We have probably five or six Google Docs where each one is an idea for a game.

I think not everyone’s like that. I’ve got a friend who’s a game developer, and he was saying to me that the people he works with, they can’t think about anything else until they finish a game. Then they finish, they publish the game and then they allow themselves to start thinking about what the next one might be, but we are very overlapping in the way we think about stuff.

Ricky Haggett: Yeah, I think it’s good for morale as well to have next projects formulating in your brain before you get to the end of the current one, because there’s just an inevitable process at the end of finishing a video game where it just becomes like drudge. You’re just doing all the last bits, and it’s not fun, and you’ve just got to spend months to months fixing bugs and tuning things and doing all that stuff that you have to do to ship a game, and
it’s nice to have a thing to be thinking about that’s the other fun thing you’re going to do next
.

Dick Hogg: Would you say it’s not fun for you, that last stretch?

Ricky Haggett: I would say it’s like 90% not fun with 10% of – you’re definitely spending some time just doing nice things that make the game nicer and more polished, and in a game like Flock, you’re obviously spending a lot of time just flying around going, “Wow, look how great this game is.” But the tasks you’re doing are mostly just like, “Oh, this tutorial breaks if you do this and then this, so we have to fix that.” You’re just doing that for months. It’s not fun.

Dick Hogg: One of the last jobs I did on Flock was like that, was not much fun. It was making the map work properly. But nearly the very last thing I did on Flock was one of the funnest jobs on the whole thing, which was drawing all the knitting patterns.
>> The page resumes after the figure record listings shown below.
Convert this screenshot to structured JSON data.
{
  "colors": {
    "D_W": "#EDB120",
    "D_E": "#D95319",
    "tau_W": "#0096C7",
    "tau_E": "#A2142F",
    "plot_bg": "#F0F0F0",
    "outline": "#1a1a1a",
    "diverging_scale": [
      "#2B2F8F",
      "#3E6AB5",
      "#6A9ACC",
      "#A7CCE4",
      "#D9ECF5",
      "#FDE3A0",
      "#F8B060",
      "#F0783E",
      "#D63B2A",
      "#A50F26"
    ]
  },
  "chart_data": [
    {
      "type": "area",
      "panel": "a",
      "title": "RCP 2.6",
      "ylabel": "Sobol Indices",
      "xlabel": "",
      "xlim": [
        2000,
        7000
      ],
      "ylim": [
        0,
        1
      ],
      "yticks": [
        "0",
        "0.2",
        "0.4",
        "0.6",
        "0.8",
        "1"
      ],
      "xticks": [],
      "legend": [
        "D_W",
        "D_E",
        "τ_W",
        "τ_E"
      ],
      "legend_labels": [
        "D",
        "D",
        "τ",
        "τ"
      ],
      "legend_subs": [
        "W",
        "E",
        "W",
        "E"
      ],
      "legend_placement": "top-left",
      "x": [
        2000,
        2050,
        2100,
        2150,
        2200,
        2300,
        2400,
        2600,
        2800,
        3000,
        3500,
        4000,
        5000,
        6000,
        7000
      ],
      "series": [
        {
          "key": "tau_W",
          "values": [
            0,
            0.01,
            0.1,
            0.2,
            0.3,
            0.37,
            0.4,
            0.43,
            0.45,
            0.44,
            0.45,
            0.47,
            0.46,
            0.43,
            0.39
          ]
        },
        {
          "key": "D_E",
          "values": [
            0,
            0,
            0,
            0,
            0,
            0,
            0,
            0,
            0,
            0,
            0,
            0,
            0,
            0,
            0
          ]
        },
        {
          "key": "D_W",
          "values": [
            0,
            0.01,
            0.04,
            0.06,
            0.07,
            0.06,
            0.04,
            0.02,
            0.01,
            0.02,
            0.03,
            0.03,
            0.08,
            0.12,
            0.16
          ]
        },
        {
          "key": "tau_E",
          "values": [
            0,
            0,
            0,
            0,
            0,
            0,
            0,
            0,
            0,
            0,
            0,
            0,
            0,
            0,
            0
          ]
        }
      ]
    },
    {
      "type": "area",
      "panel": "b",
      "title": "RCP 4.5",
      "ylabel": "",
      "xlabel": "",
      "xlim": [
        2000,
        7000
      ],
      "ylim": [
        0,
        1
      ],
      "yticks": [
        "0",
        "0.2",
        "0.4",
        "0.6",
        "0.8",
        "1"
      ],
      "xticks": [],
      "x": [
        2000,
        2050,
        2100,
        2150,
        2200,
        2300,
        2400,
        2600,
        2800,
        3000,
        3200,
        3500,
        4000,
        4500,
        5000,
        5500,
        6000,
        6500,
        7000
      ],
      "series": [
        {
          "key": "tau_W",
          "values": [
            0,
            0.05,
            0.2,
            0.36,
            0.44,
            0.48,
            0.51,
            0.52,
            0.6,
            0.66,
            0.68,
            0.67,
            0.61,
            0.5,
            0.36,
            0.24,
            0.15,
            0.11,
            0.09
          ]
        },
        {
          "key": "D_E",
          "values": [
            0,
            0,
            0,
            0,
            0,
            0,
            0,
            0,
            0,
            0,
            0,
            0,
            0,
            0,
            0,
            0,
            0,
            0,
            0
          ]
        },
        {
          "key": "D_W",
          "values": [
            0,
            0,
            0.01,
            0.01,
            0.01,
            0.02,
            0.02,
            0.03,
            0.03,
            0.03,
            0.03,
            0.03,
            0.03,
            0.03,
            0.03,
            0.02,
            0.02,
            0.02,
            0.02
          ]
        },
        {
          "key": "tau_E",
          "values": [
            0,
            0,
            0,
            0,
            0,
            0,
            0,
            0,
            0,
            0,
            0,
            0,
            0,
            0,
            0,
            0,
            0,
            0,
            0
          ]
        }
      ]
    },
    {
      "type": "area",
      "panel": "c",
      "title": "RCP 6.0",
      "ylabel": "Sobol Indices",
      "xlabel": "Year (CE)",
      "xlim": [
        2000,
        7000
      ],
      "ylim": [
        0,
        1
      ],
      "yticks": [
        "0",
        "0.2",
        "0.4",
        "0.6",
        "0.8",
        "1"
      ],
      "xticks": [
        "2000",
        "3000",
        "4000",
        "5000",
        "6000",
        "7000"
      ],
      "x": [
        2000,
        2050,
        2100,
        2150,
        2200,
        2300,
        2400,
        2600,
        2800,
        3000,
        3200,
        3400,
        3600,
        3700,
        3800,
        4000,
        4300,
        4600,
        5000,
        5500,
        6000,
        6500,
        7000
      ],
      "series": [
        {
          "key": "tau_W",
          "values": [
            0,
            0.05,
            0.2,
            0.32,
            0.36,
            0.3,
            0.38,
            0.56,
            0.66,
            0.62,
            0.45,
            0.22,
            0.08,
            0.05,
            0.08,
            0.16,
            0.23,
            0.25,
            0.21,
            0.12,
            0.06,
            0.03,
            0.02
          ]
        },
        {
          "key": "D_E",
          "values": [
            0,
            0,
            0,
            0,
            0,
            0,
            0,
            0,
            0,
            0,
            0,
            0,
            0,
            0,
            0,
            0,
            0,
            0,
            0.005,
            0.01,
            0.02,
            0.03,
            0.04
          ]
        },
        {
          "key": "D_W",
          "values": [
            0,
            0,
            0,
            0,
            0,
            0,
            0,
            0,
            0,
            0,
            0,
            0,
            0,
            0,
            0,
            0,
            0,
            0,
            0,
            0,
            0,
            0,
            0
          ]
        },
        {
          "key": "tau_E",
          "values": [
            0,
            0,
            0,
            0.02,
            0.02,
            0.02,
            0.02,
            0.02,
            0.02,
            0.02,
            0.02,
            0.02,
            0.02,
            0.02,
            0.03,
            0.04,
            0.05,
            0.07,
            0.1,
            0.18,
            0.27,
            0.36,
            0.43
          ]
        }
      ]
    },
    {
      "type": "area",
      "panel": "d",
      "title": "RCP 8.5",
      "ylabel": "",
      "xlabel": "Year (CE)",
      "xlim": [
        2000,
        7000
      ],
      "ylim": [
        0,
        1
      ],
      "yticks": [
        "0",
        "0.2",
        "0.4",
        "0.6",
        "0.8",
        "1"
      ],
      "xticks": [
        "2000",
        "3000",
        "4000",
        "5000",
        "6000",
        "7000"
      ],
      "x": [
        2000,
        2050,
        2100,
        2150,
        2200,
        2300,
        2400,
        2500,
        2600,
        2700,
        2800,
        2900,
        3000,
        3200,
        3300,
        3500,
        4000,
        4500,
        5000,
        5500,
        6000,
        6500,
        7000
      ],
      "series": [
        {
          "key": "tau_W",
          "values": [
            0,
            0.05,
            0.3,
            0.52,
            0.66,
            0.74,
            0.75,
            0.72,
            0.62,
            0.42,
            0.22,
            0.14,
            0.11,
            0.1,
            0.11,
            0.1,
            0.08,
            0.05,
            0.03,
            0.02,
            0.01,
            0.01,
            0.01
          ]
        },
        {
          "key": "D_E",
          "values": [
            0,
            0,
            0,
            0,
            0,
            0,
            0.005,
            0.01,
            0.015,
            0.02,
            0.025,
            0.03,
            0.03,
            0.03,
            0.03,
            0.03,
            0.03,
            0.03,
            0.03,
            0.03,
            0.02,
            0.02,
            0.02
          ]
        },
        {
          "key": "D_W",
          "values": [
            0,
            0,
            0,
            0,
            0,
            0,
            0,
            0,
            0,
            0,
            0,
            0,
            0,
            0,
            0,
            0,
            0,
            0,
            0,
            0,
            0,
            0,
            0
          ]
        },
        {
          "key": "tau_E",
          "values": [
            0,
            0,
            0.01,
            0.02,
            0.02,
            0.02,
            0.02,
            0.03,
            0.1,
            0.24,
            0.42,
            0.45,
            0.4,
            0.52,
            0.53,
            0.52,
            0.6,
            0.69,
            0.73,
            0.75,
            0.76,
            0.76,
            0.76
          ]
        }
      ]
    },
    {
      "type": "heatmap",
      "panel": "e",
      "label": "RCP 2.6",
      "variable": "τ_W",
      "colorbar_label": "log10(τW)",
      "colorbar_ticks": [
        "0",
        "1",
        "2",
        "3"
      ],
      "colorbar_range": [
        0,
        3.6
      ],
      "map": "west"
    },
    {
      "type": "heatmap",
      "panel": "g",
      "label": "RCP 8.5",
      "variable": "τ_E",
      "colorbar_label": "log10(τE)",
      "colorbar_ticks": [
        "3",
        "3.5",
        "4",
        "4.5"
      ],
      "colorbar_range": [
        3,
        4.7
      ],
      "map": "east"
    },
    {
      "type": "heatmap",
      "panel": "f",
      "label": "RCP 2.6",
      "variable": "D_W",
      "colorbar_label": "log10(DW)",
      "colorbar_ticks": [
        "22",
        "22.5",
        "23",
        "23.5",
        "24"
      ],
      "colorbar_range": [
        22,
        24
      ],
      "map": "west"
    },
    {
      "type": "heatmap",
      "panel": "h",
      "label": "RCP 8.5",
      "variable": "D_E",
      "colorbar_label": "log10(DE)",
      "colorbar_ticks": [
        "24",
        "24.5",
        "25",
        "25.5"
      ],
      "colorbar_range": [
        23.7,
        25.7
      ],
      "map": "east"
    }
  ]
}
Ricky Haggett: You saved the graffiti until quite near the end.

Dick Hogg: Yeah, all the graffiti happened quite near the end, but all the covers of the knitting patterns that you get, I left that until quite late, and I just spent a couple of weeks just drawing all those, that was really fun. I guess if you’re the art guy, you get to do fun things sometimes.

Ricky Haggett: Yeah, there’s not a lot of risk in swapping out a lot of knitting pattern graphics [Laughs], whereas you can’t save yourself those kinds of fun jobs doing network programming.



Flock

is available now for PC, PlayStation consoles, & Xbox consoles, and is playable via Xbox Game Pass.